Keep in mind that under DAP, the seller is not required to assist you in unloading the goods from the vehicle. DPU (Delivered At Place Unloaded) is the right trade term for you if you need the seller to do that for you.
The only difference between DAP and DPU is whether the seller should unload the cargo at the destination. Others are similar.
You should use DDP if you want your seller to handle import customs clearance and pay import duties and taxes (Delivered Duty Paid). It is a term used in the door-to-door trade. Your seller will be in charge of all tasks, costs, and risks throughout the transportation process and will deliver your cargo directly to your door. You simply need to assist your seller as needed.
When discussing DDP, we must also discuss DDU (Delivered Duty Unpaid). Although DDU is no longer included in Incoterms 2010 and 2020, it is still widely used in practice. The difference between DDU and DDP is that the seller will not assist you in clearing customs or paying customs duties.
If you have decided to use one trade term, but still hope that the seller can help you with some things out of his responsibility, you can negotiate with him and entrust him to handle it on your behalf.
For example, according to FOB rules, the seller is not responsible for booking and buying cargo insurance. However, in practice, some buyers will entrust the seller to help with these things, or even use the seller’s freight forwarder.

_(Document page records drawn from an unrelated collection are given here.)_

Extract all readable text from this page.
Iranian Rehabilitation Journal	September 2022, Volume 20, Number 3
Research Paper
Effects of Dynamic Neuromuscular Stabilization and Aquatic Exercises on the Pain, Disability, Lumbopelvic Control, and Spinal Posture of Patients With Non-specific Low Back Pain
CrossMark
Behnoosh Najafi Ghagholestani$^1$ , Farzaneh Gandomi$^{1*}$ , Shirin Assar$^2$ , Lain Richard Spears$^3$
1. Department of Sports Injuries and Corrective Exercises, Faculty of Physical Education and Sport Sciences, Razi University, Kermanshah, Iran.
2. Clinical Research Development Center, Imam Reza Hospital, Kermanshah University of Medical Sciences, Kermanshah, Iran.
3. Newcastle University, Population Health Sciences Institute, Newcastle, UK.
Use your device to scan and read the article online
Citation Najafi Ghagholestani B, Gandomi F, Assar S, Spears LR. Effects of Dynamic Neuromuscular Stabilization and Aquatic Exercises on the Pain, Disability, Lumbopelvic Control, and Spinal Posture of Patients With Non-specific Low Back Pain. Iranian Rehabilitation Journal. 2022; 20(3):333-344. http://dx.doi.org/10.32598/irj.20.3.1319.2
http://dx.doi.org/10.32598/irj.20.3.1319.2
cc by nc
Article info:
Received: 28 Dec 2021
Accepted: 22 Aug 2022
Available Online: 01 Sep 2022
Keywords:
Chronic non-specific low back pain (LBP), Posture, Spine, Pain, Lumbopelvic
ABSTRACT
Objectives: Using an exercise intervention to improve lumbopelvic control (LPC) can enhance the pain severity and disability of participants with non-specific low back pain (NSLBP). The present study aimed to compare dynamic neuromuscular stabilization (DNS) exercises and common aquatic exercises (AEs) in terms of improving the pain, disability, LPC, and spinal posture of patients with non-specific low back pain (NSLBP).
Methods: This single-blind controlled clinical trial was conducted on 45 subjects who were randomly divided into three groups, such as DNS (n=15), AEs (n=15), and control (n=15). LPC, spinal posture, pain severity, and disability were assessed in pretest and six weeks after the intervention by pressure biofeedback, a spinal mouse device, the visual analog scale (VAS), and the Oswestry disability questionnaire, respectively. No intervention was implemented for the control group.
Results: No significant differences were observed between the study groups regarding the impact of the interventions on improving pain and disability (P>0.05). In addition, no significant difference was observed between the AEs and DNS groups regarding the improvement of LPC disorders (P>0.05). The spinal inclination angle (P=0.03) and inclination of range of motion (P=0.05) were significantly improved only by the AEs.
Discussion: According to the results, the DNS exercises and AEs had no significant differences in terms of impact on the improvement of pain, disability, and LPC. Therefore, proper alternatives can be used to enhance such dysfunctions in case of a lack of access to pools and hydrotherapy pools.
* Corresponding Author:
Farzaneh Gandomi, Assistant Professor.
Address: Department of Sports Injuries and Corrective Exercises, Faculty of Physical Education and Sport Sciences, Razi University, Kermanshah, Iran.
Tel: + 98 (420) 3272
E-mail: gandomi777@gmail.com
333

How to choose EXW, FOB, CIF, And DDP?
The most commonly used trade terms are EXW, FOB, CIF, and DDP. Buyers who are familiar with the exporting country and export customs declaration should choose EXW.
Buyers with some importing experience prefer FOB. They will have their cooperative forwarders handle the shipping from the seller’s country to their final destination.
CIf is better suited to first-time buyers. The seller will assist in shipping the cargo to your country. And dealing with the latter isn’t too difficult for you.
DDP is very popular among eCommerce sellers, particularly Amazon FBA sellers. They allow their suppliers to ship cargo directly to the Amazon warehouse, which is very convenient.
What Are Freight Collect Or Prepaid Incoterms?
As you can see, each incoterm clearly defines who is responsible for shipping costs. We can categorize these trade terms based on whether the seller or the buyer is responsible for international shipping costs.
we can divide these trade terms into:
- Freight collect incoterms (i.e. the buyer pays international freight when receiving the goods at the destination): EXW, FCA, FOB, FAS.
- Freight prepaid incoterms (i.e. the seller pays international freight before shipping): CFR, CIP, CPT, CIF, DAP, DPU, DDU, DDP.
And “Freight Collect” or “Freight Prepaid” will be shown on the Bill of lading.
What Are Inter Trade Terms on Alibaba.com?
Many importers find suppliers and source products from Alibaba, the world’s largest international wholesale platform.
On the product profile, sellers on Alibaba typically display the EXW or FOB price. However, this is only a price reference. You can contact and negotiate with the supplier if you want to know the specific product quotation or other quotations such as CIF price or DDP price.
Furthermore, you may use any of the above trade terms as long as your supplier allows it. For example, if the supplier you find is unable to assist you in obtaining import licenses, handling import customs clearance, and paying customs duties, he will refuse to use DDP.